We, the people at home, could get a nice glimpse of all the programmes that the in-person festival had. Many women were highlighted, in front of the camera – like Ellen Richter from “Moral” and the “Nasty Women” of so many comedies – and behind the camera – like the female screenwriters. “An Old Fashioned Boy”, from 1920, was among the films in the female screenwriters programme and it was a very funny movie that even mocked the need to quarantine, which is quite curious considering our pandemic times.
Eu gostei demais da Giornate deste ano, mas senti muita falta das nossas sessões do Collegium no Zoom, que foram tão especiais e enriquecedoras ano passado.
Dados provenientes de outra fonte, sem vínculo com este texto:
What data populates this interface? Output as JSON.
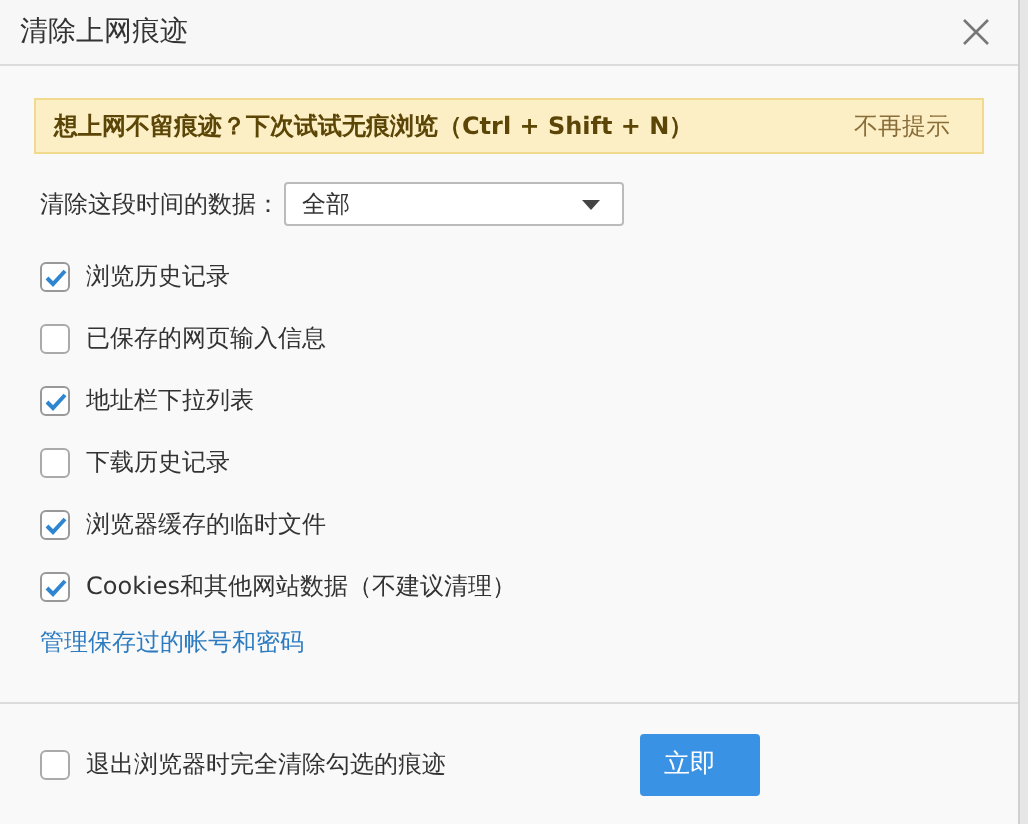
{
  "window": {
    "title": "清除上网痕迹"
  },
  "banner": {
    "text": "想上网不留痕迹？下次试试无痕浏览（Ctrl + Shift + N）",
    "dismiss": "不再提示"
  },
  "range": {
    "label": "清除这段时间的数据：",
    "value": "全部"
  },
  "options": [
    {
      "label": "浏览历史记录",
      "checked": true
    },
    {
      "label": "已保存的网页输入信息",
      "checked": false
    },
    {
      "label": "地址栏下拉列表",
      "checked": true
    },
    {
      "label": "下载历史记录",
      "checked": false
    },
    {
      "label": "浏览器缓存的临时文件",
      "checked": true
    },
    {
      "label": "Cookies和其他网站数据（不建议清理）",
      "checked": true
    }
  ],
  "manage_link": "管理保存过的帐号和密码",
  "footer": {
    "option": {
      "label": "退出浏览器时完全清除勾选的痕迹",
      "checked": false
    },
    "button": "立即"
  }
}
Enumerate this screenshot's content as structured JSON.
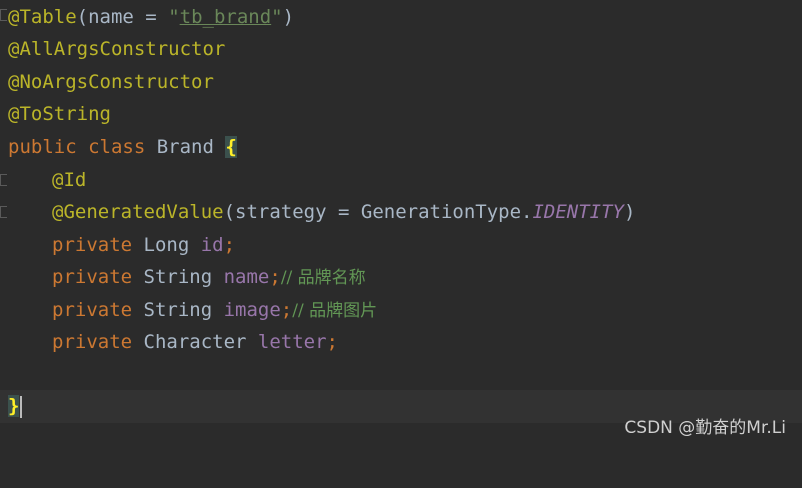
{
  "code": {
    "l1": {
      "anno": "@Table",
      "open": "(",
      "param": "name",
      "eq": " = ",
      "q1": "\"",
      "str": "tb_brand",
      "q2": "\"",
      "close": ")"
    },
    "l2": {
      "anno": "@AllArgsConstructor"
    },
    "l3": {
      "anno": "@NoArgsConstructor"
    },
    "l4": {
      "anno": "@ToString"
    },
    "l5": {
      "kw": "public class ",
      "name": "Brand ",
      "brace": "{"
    },
    "l6": {
      "anno": "@Id"
    },
    "l7": {
      "anno": "@GeneratedValue",
      "open": "(",
      "param": "strategy = GenerationType.",
      "static": "IDENTITY",
      "close": ")"
    },
    "l8": {
      "kw": "private ",
      "type": "Long ",
      "field": "id",
      "semi": ";"
    },
    "l9": {
      "kw": "private ",
      "type": "String ",
      "field": "name",
      "semi": ";",
      "comment": "// 品牌名称"
    },
    "l10": {
      "kw": "private ",
      "type": "String ",
      "field": "image",
      "semi": ";",
      "comment": "// 品牌图片"
    },
    "l11": {
      "kw": "private ",
      "type": "Character ",
      "field": "letter",
      "semi": ";"
    },
    "l13": {
      "brace": "}"
    }
  },
  "watermark": "CSDN @勤奋的Mr.Li",
  "colors": {
    "background": "#2b2b2b",
    "annotation": "#bbb529",
    "keyword": "#cc7832",
    "field": "#9876aa",
    "string": "#6a8759",
    "comment": "#629755"
  }
}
A cada ano aprendemos algumas coisas na Giornate e uma das coisas que aprendi este ano é que o ato de ir ao cinema, para ser totalmente apreciado, deve ser um evento social.
I enjoyed this year’s Giornate immensely, but I really missed our Collegium Zoom sessions that were so special and enriching last year. Every year we learn some things from the Giornate, and one of the things I learned this year is that cinemagoing, to be fully enjoyed, must be a social event.
Para informações mais detalhadas sobre os filmes da 40ª Giornate del Cinema Muto, leia os posts da minha amiga Danielle.
1 comment:
"I also watched my first South Korean silent film, which wasn’t silent at all" LOL
You know, I work for film festivals so it's always nice to discover more of them and learn from other people's experience. Really enjoyed reading your article!